Though no longer a Protestant, Henry did not forget his former comrades. In 1598 he issued the Edict of Nantes, which granted the Huguenots freedom of private worship, civil rights, and the right to public worship in two hundred towns and three thousand castles. Henry IV was assassinated in 1610 and the kingdom was again torn by warring factions. Many of the finest citizens of France fled to other countries and to the New World.

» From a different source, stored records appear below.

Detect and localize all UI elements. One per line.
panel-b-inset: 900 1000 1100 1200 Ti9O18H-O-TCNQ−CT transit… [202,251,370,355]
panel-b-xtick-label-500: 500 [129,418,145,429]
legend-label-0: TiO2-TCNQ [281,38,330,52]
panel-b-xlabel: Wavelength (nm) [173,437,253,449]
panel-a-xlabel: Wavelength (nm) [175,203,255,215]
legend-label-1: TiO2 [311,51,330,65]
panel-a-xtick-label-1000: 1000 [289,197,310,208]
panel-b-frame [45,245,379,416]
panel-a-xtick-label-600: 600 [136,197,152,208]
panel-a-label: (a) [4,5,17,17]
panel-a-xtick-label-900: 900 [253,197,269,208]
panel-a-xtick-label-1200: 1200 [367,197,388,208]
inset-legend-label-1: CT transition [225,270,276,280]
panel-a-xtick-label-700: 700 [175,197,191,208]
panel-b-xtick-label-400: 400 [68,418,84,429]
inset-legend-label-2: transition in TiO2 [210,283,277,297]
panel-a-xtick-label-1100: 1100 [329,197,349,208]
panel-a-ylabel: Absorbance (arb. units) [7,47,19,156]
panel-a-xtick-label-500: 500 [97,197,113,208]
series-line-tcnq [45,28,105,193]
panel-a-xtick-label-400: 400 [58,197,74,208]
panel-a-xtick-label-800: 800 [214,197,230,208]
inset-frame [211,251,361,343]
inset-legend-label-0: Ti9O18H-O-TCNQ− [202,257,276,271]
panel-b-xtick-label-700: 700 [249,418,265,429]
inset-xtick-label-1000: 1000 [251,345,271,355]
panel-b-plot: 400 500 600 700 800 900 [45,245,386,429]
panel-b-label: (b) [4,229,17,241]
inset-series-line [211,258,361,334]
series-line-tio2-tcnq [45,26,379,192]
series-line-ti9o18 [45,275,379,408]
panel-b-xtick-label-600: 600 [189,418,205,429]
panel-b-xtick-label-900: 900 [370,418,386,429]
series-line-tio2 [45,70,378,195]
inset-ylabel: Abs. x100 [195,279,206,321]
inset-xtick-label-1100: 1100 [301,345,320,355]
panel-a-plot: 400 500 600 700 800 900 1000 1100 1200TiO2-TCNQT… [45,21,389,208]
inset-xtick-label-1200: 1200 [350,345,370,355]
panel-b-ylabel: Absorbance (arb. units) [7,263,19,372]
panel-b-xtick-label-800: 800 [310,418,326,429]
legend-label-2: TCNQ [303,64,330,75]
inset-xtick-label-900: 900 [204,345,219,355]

The fall (1628) of La Rochelle to Cardinal Richelieu's army and the Peace of Alais (1629) marked the end of Huguenot political privileges. After 1665, Louis XIV was persuaded by his Roman Catholic advisers to embark on a policy of persecuting the Protestants. By a series of edicts that narrowly interpreted the Edict of Nantes, he reduced it to a scrap of paper. Finally, in 1685, he declared that the majority of Protestants had been converted to Catholicism and that the edict of 1598, having thus become superfluous, was revoked. No French Protestants were allowed to leave the country; those who openly remained Protestants were promised the right of private worship and freedom from molestation, but the promise was not kept. Thousands fled abroad and several provinces were virtually depopulated. The revocation of the Edict of Nantes weakened the French economy by driving out a highly skilled and industrious segment of the nation, and its ruthless application increased the detestation in which England and the Protestant German states held the French king. Its object—to make France a Catholic state—was fulfilled on paper only, for many secretly remained faithful to Protestantism, while the prestige of the Roman Catholic Church suffered as a result of Louis's intolerance.